This case involves a male veteran who was undergoing extensive psychological treatment at an in-patient mental hospital. During the course of his treatment, the man revealed to his doctors that he was struggling with suicidal thoughts, as well as symptoms of major depression, however no change to his treatment was made, even for minimally invasive transcranial magnetic stimulation, nor was he placed under closer observation. In addition to his mental issues, the man was also being treated for an addiction to opiate painkillers with Subuxone. However, his access to this medication was not closely monitored. Eventually, doctors found the man dead in his room from an intentional overdose of opitates. It was alleged that doctors should have placed the man under closer observation as soon as his suicidal ideations were revealed.
Question(s) For Expert Witness
- 1. Are you familiar with the proper steps and protocols to follow when patient presents with similar symptoms?
- 2. Should a patient exhibiting addiction/suicidal tenancies by referred to a substance abuse clinic, addictionologists or substance abuse professional?

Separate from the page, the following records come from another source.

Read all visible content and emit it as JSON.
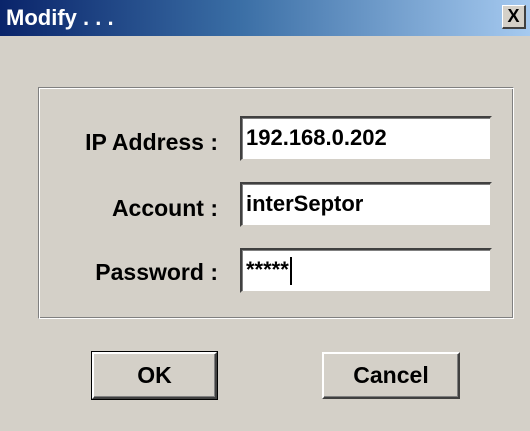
{
  "window": {
    "title": "Modify . . .",
    "close_label": "X"
  },
  "form": {
    "ip_label": "IP Address :",
    "ip_value": "192.168.0.202",
    "account_label": "Account :",
    "account_value": "interSeptor",
    "password_label": "Password :",
    "password_value": "*****"
  },
  "buttons": {
    "ok_label": "OK",
    "cancel_label": "Cancel"
  }
}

Expert Witness Response E-006013
I have 25 years experience in dealing with psychiatric issues from childhood to the elderly patients. Most the my practice today is adult and the neuro general psychiatric patients. I am the medical director for a neurogeropsychiatric unit which includes adult the patient’s of and the neurogeropsychiatric patients. I supervise residents and fellows in management of complex cases and often we have dual diagnosis patients with substance and mood disorders. We often manage many of the substance issues ourselves and frequently will connect patient’s to outpatient management of substance disorders. So were quite experienced in managing of this type of the patient. Clearly patient like this does need comprehensive care and what is implied by this case report is that that was not applied. In particular, both the comorbid psychiatric disorders and substance disorders, which are a form of psychiatric disorders, both need to be comprehensively and concomitantly addressed to best address the interest of the patient. When this is not done of then the patient can decompensate and a bad outcome can occur such as in this case.
Expert Witness Response E-032201
I am familiar with procedures to follow for patients with symptoms described as above. A patient exhibiting high suicide risk should be stabilized inpatient and discharged with an aftercare plan that steps down in level of care with monitoring for risk. Given that opioid use in general and opioid use disorder is a proximal risk factor for overdose and suicide, a referral to a specialist beyond primary care is appropriate. In this particular case, it appears a pain management consult, ideally someone familiar managing co-occurring chronic pain and opioid use disorder would be ideal although this may not be available.